Insights for the Booksites - reading mostly for my own pleasure
An immigrant tale that combines elements of Jewish and Arab folk mythology, The Golem and the Jinni tells the story of two supernatural creatures who arrive separately in New York in 1899. One is a golem, created out of clay to be her master’s wife—but he dies at sea, leaving her disoriented and overwhelmed as their ship arrives in New York Harbor. The other is a jinni, a being of fire, trapped for a thousand years in a copper flask before a tinsmith in Manhattan’s Little Syria releases him.
Each unknown to the other, the Golem and the Jinni explore the strange and altogether human city. Chava, as a kind old rabbi names her, is beset by the desires and wishes of others, which she can feel tugging at her. Ahmad, christened by the tinsmith who makes him his apprentice, is aggravated by human dullness. Both must work to create places for themselves in this new world, and develop tentative relationships with the people who surround them.
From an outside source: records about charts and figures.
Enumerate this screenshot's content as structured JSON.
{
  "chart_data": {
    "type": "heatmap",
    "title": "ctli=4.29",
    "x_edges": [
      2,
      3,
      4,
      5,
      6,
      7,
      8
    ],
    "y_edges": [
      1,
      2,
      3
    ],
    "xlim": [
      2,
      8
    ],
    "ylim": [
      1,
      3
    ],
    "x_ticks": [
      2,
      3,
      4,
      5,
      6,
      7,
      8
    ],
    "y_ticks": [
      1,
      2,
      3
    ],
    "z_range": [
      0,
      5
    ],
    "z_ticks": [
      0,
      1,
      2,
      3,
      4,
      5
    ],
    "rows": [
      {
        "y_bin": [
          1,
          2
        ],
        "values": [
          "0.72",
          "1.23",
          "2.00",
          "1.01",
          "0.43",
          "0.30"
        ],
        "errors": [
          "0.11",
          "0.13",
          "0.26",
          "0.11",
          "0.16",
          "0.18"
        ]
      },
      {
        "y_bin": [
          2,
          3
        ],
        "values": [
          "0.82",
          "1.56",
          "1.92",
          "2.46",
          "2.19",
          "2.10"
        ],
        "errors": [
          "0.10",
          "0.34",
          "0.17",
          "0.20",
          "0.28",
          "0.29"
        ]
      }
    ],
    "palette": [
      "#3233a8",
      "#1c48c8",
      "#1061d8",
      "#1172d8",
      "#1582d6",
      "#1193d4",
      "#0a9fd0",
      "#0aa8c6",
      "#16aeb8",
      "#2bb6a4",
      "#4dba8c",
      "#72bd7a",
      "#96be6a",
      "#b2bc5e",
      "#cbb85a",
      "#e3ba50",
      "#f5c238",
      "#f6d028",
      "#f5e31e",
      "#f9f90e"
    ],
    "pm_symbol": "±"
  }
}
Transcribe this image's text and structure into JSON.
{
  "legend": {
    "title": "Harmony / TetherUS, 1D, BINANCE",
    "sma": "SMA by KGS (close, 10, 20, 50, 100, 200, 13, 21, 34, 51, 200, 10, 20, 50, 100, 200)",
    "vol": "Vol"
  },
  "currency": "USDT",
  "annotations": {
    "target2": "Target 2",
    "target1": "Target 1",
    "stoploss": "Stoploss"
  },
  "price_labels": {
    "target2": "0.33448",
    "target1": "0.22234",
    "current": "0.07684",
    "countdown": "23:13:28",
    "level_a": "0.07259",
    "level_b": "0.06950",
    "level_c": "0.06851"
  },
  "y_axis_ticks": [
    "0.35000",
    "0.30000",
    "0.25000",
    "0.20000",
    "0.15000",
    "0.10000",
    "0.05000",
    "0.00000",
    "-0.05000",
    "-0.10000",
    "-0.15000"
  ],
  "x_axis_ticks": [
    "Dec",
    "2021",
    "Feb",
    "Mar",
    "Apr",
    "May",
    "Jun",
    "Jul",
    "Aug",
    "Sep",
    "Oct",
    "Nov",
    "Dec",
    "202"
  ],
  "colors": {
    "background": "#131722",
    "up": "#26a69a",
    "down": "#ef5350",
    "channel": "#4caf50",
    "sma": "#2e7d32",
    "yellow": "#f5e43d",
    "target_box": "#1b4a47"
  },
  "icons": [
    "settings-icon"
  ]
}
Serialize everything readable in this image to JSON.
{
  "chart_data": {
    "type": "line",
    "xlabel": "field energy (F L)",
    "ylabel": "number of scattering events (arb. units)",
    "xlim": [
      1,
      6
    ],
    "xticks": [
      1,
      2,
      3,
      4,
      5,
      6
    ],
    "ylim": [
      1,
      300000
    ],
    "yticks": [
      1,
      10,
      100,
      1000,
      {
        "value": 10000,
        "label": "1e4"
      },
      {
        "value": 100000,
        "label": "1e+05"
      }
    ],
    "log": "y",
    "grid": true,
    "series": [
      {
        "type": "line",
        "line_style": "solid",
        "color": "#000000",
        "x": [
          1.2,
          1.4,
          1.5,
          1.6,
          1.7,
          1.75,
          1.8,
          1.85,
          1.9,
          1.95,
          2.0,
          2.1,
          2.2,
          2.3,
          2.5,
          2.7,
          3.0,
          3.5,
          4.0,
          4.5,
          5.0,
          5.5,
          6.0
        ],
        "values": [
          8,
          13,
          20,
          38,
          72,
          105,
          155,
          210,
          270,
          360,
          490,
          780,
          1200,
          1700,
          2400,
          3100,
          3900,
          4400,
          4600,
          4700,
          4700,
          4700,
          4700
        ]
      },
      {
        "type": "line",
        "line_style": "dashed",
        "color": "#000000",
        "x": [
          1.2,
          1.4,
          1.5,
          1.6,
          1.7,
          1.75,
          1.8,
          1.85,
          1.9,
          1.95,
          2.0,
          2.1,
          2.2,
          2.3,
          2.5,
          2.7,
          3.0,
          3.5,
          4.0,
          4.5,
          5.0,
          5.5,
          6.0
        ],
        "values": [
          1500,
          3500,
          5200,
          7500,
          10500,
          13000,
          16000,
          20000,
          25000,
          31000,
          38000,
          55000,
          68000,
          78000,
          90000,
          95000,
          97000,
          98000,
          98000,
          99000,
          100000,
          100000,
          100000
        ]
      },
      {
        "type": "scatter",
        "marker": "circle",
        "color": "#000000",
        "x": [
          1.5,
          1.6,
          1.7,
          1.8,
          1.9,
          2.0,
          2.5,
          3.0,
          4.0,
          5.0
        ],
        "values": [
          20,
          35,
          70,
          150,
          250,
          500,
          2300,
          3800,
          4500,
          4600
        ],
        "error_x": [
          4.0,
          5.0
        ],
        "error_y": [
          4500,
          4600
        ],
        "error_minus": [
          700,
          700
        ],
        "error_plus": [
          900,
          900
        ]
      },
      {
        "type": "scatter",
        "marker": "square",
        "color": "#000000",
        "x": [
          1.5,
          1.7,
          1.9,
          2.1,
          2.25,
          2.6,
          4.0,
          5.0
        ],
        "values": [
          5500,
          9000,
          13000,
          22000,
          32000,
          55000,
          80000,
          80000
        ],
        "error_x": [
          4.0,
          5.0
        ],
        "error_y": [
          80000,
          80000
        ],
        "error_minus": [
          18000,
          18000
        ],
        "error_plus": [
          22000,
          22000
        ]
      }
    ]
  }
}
And then, one cold and windy night, their paths happen to meet.
What attracted me was the color of the cover and the title. I love reading about supernatural creatures but I'd never read a book like this before. I thought the characters were boring and it had nothing to do with the Jewish and Arab elements. It lacked dialogue.
I will be going over this book in October. It took me near a week to finish since most times I fell asleep while listening to it. I missed a few chapters. At first the story was captivating enough and I wanted to know what would happen to the Golem but as the story progressed it kinda got boring and sidetracked too much. I didn't care for the Jinni's past with Fadwa al-Hadid [missed a lot of it] I think because I felt nothing for the characters I didn't enjoy it as much as I wanted to . It's sad. I also didn't enjoy how it ends.
Religion is a touchy subject area and unless you have a good understanding it's hard to please everyone. I don't know about what muslims believe a Jinn to be but I was under the impression that Jinns were evil. In this story I'm not so sure what to think about the Jinni. He didn't appear to be all that 'evil' to me even though the author infers him to be hot, dark, and fallen. He was selfish though, but Boutros Arbeely was just irritating. Nobody's perfect not even the Golem. I would've liked to see the Jinni show us what he was made of rather then blurring the lines of good and evil. Yehudah Schaalman, who created the Golem is the one who payed the price for being the ultimate evil one. I suppose for who he was, he deserved it. coward.